Am 06.11.2019 hielt der Althistoriker Egon Flaig im Rahmen der Ringvorlesung „Geschichte als Waffe“ an der FU einen Vortrag mit dem Titel „Mémoire gegen Histoire. Überlegungen zur Memorialkultur im archaischen und klassischen Hellas“, in welchem er neben einer Auseinandersetzung mit den Gründungsmythen der athenischen Demokratie auch allgemeine Überlegungen zum Gegensatz zwischen Geschichtskultur und Geschichtswissenschaft anstellte, um im Fazit zum Rundumschlag gegen die angebliche Zerstörung der Wissenschaft durch Postcolonial- und Diversity-Ansätze auszuholen.
Vielen seiner Thesen und Argumente sollte dringend widersprochen werden. Dies geschah unter anderem bereits durch den Arbeitsbereichs Geschichtsdidaktik, die in einer Stellungnahme vom 14.11.2019 Kritik u. a. zu seinen Ansichten zu Menschenrechten („Amnesty International handelt menschenrechtsverletzend, wenn die Organisation das Tragen von Burka und Niqab verteidigt“) äußerten (siehe: https://www.geschkult.fuberlin.de/e/fmi/bereiche/ab_didaktik/News/Stellungnahme-zum-Vortrag-von-Egon-Flaig-inder-Ringvorlesung-_Geschichte-als-Waffe_-am-6_11_2019.html). Hiermit verweisen wir auf diese Stellungnahme und möchten uns den dort geäußerten Punkten anschließen. Seine Ansichten zu den Gründen der imperialen Inbesitznahme des afrikanischen Kontinents durch europäische Mächte („um die Sklaverei abzuschaffen, mussten England und Frankreich ständig militärisch intervenieren und schließlich weite Teile Afrikas unter ein militärisches Protektorat stellen“) seien an dieser Stelle lediglich erwähnt. Offensichtlich handelt es sich bei dieser Aussage im besten Fall um eine grobe Vereinfachung des europäischen Imperialismus und im schlimmsten Fall eine bewusste Relativierung desselbigen. Auch wird selbstorganisierten Bewegungen der Unterdrückten jegliche eigene Gestaltungkraft abgesprochen, indem das Ende der Sklaverei nur auf den Freiheitswillen einiger fortschrittlicher Kräfte in England und Amerika zurückgeführt wird.

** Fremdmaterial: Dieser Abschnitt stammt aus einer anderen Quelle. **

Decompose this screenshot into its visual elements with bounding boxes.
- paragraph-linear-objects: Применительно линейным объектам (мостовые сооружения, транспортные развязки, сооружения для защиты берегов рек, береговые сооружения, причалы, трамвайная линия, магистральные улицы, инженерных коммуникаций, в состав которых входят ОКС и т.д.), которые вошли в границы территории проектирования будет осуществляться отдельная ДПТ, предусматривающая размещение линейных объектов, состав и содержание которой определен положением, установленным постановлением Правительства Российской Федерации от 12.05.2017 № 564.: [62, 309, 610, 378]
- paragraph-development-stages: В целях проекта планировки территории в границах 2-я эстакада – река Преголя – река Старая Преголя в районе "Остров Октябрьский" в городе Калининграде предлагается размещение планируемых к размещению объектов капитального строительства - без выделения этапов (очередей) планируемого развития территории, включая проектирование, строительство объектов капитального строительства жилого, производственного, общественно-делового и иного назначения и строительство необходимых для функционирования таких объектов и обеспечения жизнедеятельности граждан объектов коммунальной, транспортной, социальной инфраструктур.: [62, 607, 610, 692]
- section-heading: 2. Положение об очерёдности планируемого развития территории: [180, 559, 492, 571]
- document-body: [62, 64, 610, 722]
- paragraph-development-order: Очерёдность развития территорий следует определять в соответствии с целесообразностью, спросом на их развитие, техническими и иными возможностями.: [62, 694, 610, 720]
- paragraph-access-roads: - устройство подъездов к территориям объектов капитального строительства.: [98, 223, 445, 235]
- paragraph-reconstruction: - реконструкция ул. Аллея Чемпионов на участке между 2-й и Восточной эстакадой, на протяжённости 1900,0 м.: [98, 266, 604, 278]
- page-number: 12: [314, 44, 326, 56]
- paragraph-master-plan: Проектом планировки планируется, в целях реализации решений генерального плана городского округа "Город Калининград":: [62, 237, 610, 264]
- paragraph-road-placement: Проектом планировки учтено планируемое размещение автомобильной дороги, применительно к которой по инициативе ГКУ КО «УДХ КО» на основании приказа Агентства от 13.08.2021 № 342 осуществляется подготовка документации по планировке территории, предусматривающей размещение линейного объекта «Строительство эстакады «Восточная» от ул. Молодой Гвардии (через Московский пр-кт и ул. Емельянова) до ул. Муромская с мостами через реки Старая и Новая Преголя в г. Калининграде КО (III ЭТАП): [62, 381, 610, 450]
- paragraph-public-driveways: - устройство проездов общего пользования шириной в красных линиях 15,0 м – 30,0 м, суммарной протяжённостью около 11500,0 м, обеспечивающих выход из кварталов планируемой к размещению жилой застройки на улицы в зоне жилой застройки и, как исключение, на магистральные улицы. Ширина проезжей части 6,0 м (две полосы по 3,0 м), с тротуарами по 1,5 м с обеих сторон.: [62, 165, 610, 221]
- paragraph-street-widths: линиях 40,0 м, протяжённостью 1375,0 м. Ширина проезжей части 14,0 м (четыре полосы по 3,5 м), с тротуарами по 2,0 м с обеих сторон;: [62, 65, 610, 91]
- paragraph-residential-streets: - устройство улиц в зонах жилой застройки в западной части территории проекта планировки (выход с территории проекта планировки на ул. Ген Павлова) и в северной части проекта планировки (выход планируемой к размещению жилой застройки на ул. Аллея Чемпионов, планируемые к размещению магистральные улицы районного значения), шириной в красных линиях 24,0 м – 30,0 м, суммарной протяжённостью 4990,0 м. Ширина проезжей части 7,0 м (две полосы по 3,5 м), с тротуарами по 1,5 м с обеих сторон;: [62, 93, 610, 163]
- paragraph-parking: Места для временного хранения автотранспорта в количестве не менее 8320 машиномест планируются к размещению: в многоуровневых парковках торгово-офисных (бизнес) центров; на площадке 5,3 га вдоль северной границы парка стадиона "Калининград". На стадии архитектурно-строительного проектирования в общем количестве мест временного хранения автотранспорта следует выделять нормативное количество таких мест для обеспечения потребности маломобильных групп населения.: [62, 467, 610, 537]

Im Folgenden wollen wir uns auf das Verhältnis zwischen Geschichtswissenschaft und Erinnerungskultur fokussieren, welches Egon Flaig als ein diametrales darstellt. Laut seinem Standpunkt ist es schädlich für die Geschichtswissenschaft, „unter dem Einfluss von Opfernarrativen zu stehen“. Dass eine Trennung zwischen Geschichtswissenschaft und Erinnerungskultur notwendig ist, wollen wir nicht bestreiten. Allerdings wollen wir bestreiten, dass die Geschichtswissenschaften von „Opfernarrativen“ durchsetzt sind, die nicht nur ihre freie Entwicklung, sondern die Wissenschaftsfreiheit im Allgemeinen bekämpfen. Flaig behauptet die Geschichtswissenschaft sei durchsetzt von Leuten, die Identitätspolitik fürsogenannte Opfergruppen betreiben würden. Diese würden Opfermythen heraufbeschwören, um den Unterschied zwischen Opfern und Nachfahren zu verwischen. Diesen „mythomatisch erzeugte[n] Leiden“ unterstellt Flaig, wohlweislich ohne konkretes Beispiel, oft „keinerlei historischen Anhaltspunkt“ zu besitzen, und relativiert somit historische Verbrechen. Diese auch in seinem Vortrag herausgearbeitete Position beschreibt er ausführlicher in einem im April 2016 erschienenen Aufsatz „Memorialgesetze und historisches Unrecht. Wie Gedächtnispolitik die historische Wissenschaft bedroht“. Das Ziel seines Vortrags ist also durch Postcolonialund Diversity-Ansätze sowie scheinbar jeglicher Multiperspektivität die Wissenschaftlichkeit abzusprechen. Kritik an anderen wissenschaftlichen Ansätzen, wenn auch hier in der Form vollkommener Negierung vorgetragen, mag für den ein oder anderen noch kein Grund, jemanden in die „rechte Ecke“ zu stellen, aber das ist bei Egon Flaig auch gar nicht nötig. Dorthin hat er sich unlängst selbst verzogen. 2018 unterzeichnete er als einer der ersten die „Gemeinsame Erklärung 2018“ von Vera Lengsfeld, die sich gegen die „Beschädigung Deutschlands durch illegale Masseneinwanderung“ positioniert. Bereits zuvor redete er für die AfD Charlottenburg über die „Geschichte des Rassismus“ und immer wieder wird er von Seiten der AfD als „Sachverständiger“ zu geschichtswissenschaftlichen und erinnerungspolitischen Fragen zitiert und zu Veranstaltungen eingeladen.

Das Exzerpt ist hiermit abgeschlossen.